Entre rigidités du secteur énergétique et évolution géopolitique, l’intelligence économique et stratégique comme aide à la décision stratégique ?

Les innovations qui ont permis l’exploitation de ces gaz amènent à avoir recours à de nombreuses méthodes d’IES, notamment en matière de gestion de l’information, maîtrise de la chaîne de commandement, compatibilité des systèmes de management des différents opérateurs…[45]. Dès lors, en termes de solutions, il conviendrait d’accroître les interconnexions électriques, de viser des entreprises « champions européens », d’instaurer une réelle politique européenne et, à terme, sans doute, un partage du nucléaire.

L’IES pourra, si utilisée à bon escient, être une véritable arme pour la géoénergie de demain. Les grandes manœuvres dopent les cours en bourse en augmentant le montant des réserves détenues par ces entreprises, mais il s’agit surtout de l’ultime artifice d’une industrie en déclin[46]. En guise de scénarios d’occurrence, il convient d’envisager quelques pistes pour accroître l’efficacité des stratégies énergétiques européennes, telles que l’analyse des situations énergétiques respectives des États membres et l’analyse des stratégies pour les principaux acteurs mondiaux de l’énergie ; l’entente sur trois axes énergétiques pour limiter la dépendance : diversifier l’offre énergétique ; limiter la demande ; sécuriser les approvisionnements sur la base  de critères économique, énergétique, structurel et militaire ; le soutien à l’effort de rénovation et de mise aux normes environnementales ainsi qu’un développement de nouvelles capacités de raffinage ; la concertation État/entreprises afin de rationaliser la défense des intérêts européens dans le monde et/ou de procéder à des échanges d’information à plus grande échelle ; une plus grande fluidité des marchés dans les meilleurs délais ; la stratégie européenne en matière nucléaire ; l’économie d’énergie et un véritable changement des comportements des consommateurs ; le système européen de surveillance maritime et la création d’unité de gardes-côtes européens ; les intérêts économique, politique et militaire communs ; et le dialogue avec les pays producteurs sur le modèle euro-méditerranéen[47].

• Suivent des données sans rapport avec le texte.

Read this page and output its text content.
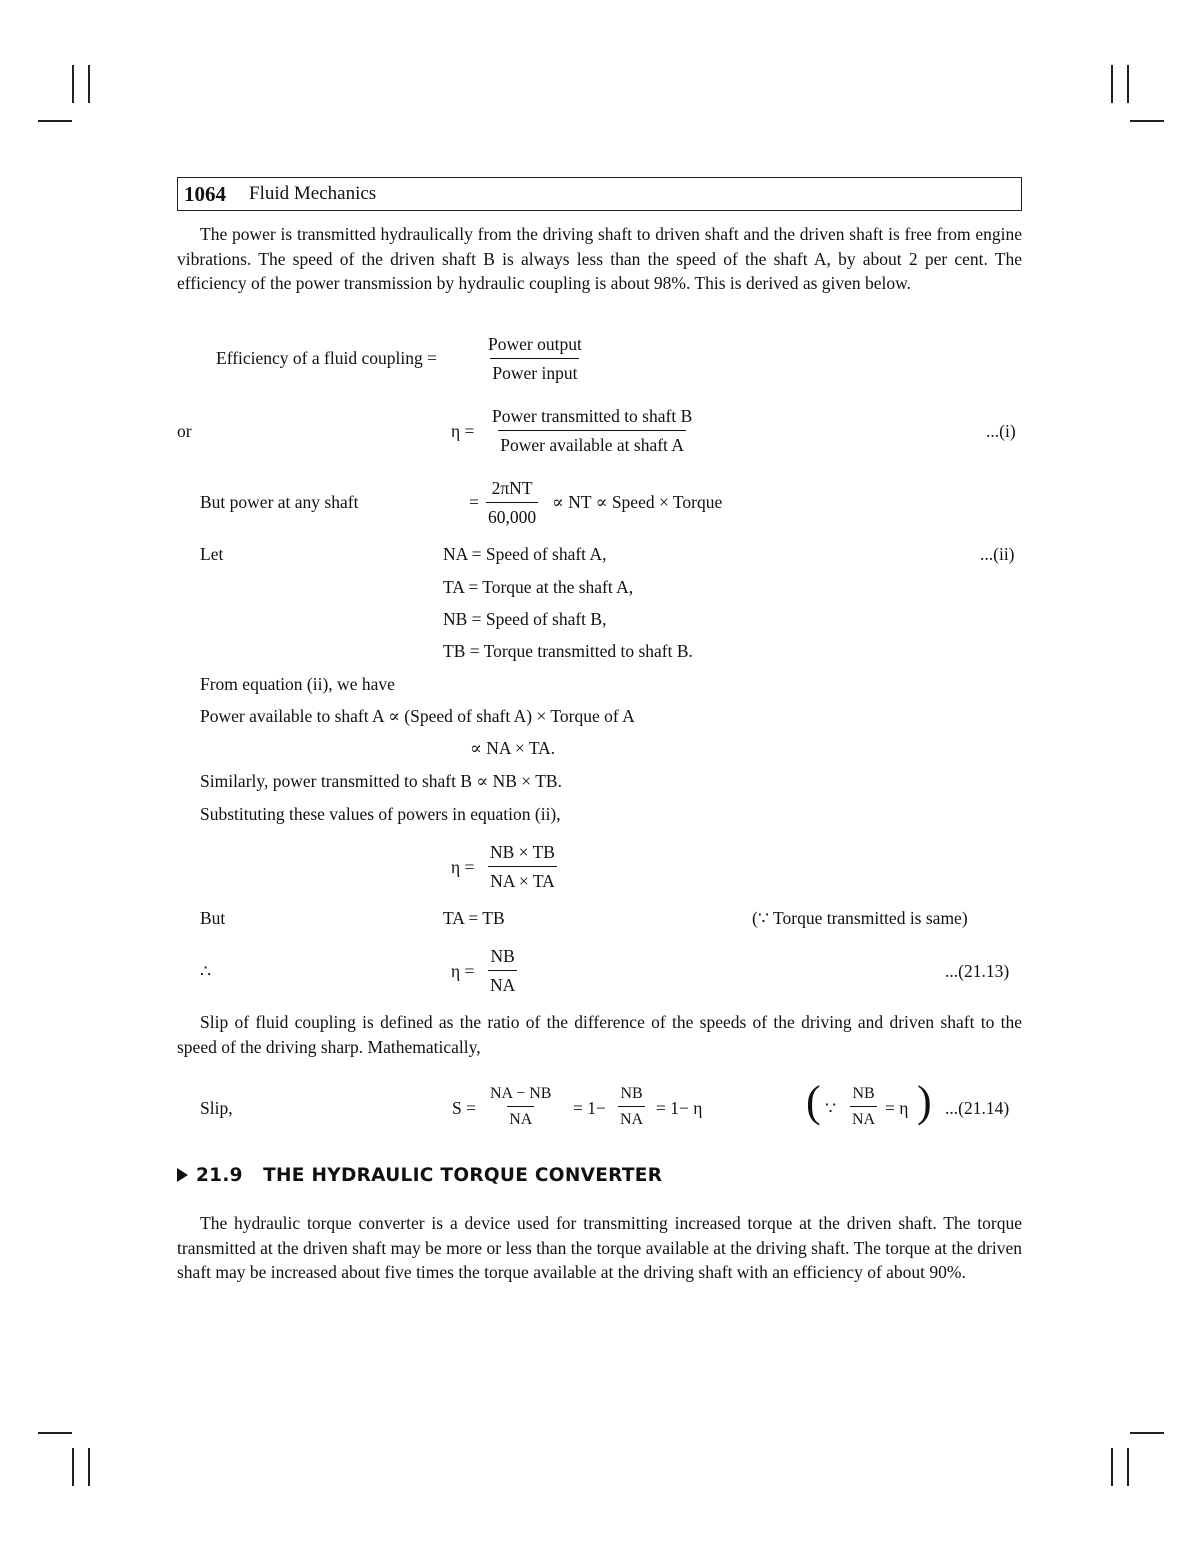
1064 Fluid Mechanics
The power is transmitted hydraulically from the driving shaft to driven shaft and the driven shaft is free from engine vibrations. The speed of the driven shaft B is always less than the speed of the shaft A, by about 2 per cent. The efficiency of the power transmission by hydraulic coupling is about 98%. This is derived as given below.
Efficiency of a fluid coupling =
Power output
Power input
or	η =
Power transmitted to shaft B
Power available at shaft A
...(i)
But power at any shaft	=
2πNT
60,000
∝ NT ∝ Speed × Torque
Let	NA = Speed of shaft A,	...(ii)
TA = Torque at the shaft A,
NB = Speed of shaft B,
TB = Torque transmitted to shaft B.
From equation (ii), we have
Power available to shaft A ∝ (Speed of shaft A) × Torque of A
∝ NA × TA.
Similarly, power transmitted to shaft B ∝ NB × TB.
Substituting these values of powers in equation (ii),
$\eta = \frac{NB \times TB}{NA \times TA}$
But	TA = TB	(∵ Torque transmitted is same)
∴	$\eta = \frac{NB}{NA}$	...(21.13)
Slip of fluid coupling is defined as the ratio of the difference of the speeds of the driving and driven shaft to the speed of the driving sharp. Mathematically,
Slip,	$S = \frac{NA - NB}{NA} = 1- \frac{NB}{NA} = 1- \eta$ ( ∵ $\frac{NB}{NA} = \eta$ ) ...(21.14)
21.9 THE HYDRAULIC TORQUE CONVERTER
The hydraulic torque converter is a device used for transmitting increased torque at the driven shaft. The torque transmitted at the driven shaft may be more or less than the torque available at the driving shaft. The torque at the driven shaft may be increased about five times the torque available at the driving shaft with an efficiency of about 90%.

Au sein de l’UE, le gaz naturel[48] représente 24% du bilan primaire, soit un quart des besoins importés de Russie, d’Algérie, ou encore de Norvège. Le taux de dépendance s’élèvera à 80% en 2030. Le gaz importé est vendu par contrat à long terme (20-25 ans) avec des clauses rigides (clause « Take or pay » obligeant l’importateur à payer le gaz même si les livraisons sont interrompues à sa demande ; Clause d’indexation sur les prix des produits pétroliers et prix du brut)[49].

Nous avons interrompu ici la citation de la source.